Directrice adjointe au programme jeunesse du CISSS, Marie-Josée Dufour admet que la création d’une unité temporaire n’est pas une solution idéale, mais que c’est le mieux qui pouvait être fait rapidement.

« On est dans des solutions globales. Là, notre situation a plus tendance à se cristalliser, on a moins de départs », explique Mme Dufour. Des solutions sont en attente d’une autorisation du ministère de la Santé et des Services sociaux. « On va les déployer aussitôt qu’on va avoir les autorisations. Ça pourrait être un amalgame de plusieurs solutions », affirme-t-elle en indiquant que cela pourrait se concrétiser dans les prochaines semaines.
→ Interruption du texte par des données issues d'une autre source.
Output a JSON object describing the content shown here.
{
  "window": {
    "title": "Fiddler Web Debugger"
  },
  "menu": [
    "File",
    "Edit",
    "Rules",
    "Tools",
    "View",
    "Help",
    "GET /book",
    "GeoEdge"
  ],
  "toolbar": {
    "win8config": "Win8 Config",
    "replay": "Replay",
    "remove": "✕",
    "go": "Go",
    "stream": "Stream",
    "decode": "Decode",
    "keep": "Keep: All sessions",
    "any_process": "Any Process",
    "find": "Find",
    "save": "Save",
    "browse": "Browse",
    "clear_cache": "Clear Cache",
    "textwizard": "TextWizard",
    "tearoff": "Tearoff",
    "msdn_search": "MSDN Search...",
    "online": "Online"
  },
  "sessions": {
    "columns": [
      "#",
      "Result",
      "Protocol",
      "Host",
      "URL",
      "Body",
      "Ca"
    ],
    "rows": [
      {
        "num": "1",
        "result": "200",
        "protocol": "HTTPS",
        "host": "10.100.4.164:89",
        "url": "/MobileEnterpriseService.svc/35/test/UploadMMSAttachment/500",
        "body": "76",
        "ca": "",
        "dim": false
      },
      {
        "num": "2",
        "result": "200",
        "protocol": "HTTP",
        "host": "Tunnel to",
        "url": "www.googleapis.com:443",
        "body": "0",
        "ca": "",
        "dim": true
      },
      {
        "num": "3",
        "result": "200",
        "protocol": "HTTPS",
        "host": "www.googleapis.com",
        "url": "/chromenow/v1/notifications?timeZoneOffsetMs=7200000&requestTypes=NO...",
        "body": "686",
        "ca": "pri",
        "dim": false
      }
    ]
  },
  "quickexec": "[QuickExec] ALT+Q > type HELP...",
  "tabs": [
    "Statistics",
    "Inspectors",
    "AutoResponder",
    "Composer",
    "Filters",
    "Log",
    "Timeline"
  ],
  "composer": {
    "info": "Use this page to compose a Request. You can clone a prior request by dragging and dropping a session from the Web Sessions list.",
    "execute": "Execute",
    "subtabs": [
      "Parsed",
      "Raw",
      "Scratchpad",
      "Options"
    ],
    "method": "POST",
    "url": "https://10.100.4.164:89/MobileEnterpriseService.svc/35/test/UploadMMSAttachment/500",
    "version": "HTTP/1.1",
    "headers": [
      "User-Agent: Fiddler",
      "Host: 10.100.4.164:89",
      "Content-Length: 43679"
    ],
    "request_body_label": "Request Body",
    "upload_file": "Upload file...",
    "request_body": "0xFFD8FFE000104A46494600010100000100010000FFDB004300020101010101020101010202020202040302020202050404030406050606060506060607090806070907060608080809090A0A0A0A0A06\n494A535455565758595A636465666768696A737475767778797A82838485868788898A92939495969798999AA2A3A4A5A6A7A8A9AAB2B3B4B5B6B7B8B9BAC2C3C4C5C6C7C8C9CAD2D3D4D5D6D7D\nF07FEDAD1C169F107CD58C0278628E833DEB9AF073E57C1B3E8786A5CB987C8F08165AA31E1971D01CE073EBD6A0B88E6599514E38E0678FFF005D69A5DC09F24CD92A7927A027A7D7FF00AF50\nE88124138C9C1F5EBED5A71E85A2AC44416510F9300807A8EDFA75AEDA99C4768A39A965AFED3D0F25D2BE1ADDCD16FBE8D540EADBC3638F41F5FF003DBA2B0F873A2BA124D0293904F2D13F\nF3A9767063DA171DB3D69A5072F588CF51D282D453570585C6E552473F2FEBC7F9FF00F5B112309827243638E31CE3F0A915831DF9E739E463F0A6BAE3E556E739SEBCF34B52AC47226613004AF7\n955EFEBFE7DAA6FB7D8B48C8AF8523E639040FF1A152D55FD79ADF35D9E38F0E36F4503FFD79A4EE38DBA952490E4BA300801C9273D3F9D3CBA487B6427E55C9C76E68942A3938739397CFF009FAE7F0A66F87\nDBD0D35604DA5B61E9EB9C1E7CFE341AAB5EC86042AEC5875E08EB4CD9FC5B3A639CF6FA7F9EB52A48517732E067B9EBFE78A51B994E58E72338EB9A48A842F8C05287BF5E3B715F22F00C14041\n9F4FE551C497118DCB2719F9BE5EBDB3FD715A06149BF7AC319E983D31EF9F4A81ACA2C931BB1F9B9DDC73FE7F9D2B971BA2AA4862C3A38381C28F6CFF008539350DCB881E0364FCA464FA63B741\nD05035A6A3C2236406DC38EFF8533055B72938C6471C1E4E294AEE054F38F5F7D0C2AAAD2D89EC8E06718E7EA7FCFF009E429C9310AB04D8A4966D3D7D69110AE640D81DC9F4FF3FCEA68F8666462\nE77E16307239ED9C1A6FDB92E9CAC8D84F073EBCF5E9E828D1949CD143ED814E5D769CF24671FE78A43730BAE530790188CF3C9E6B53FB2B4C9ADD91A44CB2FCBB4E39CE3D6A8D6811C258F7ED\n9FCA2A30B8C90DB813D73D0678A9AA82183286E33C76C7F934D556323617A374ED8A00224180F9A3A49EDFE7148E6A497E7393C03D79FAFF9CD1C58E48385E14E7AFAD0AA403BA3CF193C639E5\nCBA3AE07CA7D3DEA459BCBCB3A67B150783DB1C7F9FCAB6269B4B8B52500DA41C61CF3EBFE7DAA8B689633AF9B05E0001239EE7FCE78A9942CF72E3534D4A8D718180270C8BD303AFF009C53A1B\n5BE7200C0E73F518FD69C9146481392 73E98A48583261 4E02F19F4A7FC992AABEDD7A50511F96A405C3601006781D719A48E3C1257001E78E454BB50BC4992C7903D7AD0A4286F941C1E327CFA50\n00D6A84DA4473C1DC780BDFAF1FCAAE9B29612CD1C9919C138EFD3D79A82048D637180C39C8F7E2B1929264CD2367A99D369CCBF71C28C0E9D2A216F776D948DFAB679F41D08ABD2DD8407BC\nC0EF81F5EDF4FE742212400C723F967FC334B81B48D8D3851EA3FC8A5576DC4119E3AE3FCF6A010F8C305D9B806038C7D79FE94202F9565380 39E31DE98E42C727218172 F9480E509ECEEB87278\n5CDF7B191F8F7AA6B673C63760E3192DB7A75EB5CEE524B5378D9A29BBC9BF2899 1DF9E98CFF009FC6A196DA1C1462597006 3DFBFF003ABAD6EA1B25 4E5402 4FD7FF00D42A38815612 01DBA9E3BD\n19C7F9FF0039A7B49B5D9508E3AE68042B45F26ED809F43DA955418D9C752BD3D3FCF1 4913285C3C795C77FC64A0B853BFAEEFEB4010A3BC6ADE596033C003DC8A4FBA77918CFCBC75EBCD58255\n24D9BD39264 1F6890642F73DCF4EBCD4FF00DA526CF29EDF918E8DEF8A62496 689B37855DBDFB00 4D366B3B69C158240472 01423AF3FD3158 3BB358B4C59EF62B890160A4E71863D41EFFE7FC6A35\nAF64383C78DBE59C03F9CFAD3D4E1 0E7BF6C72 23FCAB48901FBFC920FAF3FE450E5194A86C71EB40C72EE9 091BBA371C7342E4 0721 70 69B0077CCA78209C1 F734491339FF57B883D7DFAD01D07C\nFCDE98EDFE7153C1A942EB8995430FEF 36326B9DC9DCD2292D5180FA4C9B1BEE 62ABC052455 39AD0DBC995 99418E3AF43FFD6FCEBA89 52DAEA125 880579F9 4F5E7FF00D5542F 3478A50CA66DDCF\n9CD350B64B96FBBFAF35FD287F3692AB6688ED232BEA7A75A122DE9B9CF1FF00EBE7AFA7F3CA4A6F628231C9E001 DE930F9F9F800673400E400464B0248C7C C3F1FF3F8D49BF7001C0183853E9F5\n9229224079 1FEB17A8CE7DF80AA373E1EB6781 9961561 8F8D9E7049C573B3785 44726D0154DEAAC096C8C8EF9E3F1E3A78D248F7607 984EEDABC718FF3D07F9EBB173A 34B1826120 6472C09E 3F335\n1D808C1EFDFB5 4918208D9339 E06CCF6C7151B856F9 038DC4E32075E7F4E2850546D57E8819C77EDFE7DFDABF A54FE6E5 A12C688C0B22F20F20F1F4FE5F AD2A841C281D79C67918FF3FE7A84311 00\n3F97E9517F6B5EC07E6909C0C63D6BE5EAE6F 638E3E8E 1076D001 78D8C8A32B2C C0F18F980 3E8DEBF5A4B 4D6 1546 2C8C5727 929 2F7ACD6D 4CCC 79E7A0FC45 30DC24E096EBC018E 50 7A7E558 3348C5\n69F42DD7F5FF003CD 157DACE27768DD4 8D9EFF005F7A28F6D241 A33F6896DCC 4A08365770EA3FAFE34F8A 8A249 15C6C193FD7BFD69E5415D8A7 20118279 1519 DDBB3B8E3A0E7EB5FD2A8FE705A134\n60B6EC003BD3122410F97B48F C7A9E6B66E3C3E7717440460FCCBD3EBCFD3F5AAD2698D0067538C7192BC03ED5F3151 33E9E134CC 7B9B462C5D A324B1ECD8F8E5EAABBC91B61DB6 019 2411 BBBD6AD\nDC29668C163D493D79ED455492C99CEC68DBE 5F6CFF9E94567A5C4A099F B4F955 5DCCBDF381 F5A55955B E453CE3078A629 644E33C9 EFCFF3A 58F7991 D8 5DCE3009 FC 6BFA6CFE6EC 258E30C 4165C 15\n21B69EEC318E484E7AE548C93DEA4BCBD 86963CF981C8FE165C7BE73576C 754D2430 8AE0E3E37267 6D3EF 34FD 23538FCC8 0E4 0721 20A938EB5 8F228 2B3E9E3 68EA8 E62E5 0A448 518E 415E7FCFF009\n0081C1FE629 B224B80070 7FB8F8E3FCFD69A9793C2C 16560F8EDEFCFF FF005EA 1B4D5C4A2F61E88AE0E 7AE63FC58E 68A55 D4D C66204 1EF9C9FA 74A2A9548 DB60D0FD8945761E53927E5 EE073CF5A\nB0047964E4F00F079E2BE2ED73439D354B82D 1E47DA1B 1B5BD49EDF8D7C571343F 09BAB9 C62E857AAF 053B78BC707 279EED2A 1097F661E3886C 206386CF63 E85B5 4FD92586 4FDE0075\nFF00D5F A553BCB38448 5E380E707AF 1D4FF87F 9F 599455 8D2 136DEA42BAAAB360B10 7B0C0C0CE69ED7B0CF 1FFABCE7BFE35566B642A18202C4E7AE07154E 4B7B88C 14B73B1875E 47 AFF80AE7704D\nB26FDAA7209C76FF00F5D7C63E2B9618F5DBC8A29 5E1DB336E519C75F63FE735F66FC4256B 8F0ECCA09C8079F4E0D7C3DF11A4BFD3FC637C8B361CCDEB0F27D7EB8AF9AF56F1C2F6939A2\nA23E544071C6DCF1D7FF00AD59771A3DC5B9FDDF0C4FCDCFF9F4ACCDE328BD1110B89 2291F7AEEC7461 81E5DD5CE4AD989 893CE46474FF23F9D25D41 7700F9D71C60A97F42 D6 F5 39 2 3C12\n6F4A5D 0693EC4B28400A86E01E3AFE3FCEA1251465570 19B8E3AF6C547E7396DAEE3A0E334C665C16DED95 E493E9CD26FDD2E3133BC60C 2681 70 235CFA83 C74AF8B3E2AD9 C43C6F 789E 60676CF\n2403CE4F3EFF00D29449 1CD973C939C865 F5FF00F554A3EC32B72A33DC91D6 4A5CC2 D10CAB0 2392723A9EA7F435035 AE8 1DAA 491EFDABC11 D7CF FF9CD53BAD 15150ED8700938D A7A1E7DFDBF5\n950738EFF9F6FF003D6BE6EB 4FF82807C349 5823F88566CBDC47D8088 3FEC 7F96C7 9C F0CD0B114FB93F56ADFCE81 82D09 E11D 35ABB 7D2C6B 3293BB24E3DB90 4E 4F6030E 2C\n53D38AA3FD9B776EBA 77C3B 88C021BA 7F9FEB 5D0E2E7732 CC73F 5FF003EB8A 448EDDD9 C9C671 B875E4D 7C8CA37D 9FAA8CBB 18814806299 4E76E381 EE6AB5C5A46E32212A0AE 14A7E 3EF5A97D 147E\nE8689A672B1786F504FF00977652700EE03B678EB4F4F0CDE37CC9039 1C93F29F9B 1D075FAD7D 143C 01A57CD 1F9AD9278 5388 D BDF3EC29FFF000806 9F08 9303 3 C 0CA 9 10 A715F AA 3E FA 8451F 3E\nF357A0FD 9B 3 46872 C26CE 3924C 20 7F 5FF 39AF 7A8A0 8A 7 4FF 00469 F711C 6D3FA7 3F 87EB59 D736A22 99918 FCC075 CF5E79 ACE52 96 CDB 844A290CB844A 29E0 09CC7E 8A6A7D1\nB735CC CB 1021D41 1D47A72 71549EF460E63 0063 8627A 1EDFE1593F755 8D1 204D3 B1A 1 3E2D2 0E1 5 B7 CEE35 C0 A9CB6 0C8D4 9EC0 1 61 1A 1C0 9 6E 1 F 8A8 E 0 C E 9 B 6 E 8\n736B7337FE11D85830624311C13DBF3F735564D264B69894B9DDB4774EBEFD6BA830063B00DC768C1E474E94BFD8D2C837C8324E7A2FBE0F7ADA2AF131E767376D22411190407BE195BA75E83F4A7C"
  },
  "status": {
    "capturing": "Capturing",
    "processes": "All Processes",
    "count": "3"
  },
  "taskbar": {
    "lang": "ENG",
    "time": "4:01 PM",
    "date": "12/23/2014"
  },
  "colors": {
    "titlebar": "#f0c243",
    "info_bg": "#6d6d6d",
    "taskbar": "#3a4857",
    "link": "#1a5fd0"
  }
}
Marie-Josée Dufour rappelle que la nouvelle unité temporaire a été mise en place pour diminuer la pression sur les employés, mais aussi pour mieux répondre aux besoins des jeunes en réduisant leur exposition au bruit et à la proximité. « On s’efforce à ce que chaque jeune ait son espace à lui », précise la directrice adjointe. Deux nouvelles chambres de débordement sont en construction, ce qui fera bientôt porter leur nombre à six.

Pour faire face à l’augmentation de la clientèle, des mesures sont prises avec le personnel. « On a augmenté la présence des éducateurs et des agents. On utilise nos employés au maximum de leurs disponibilités. S’il y a plus de jeunes dans une unité, on va augmenter la présence. On a un personnel très dévoué et compréhensif », assure Mme Dufour.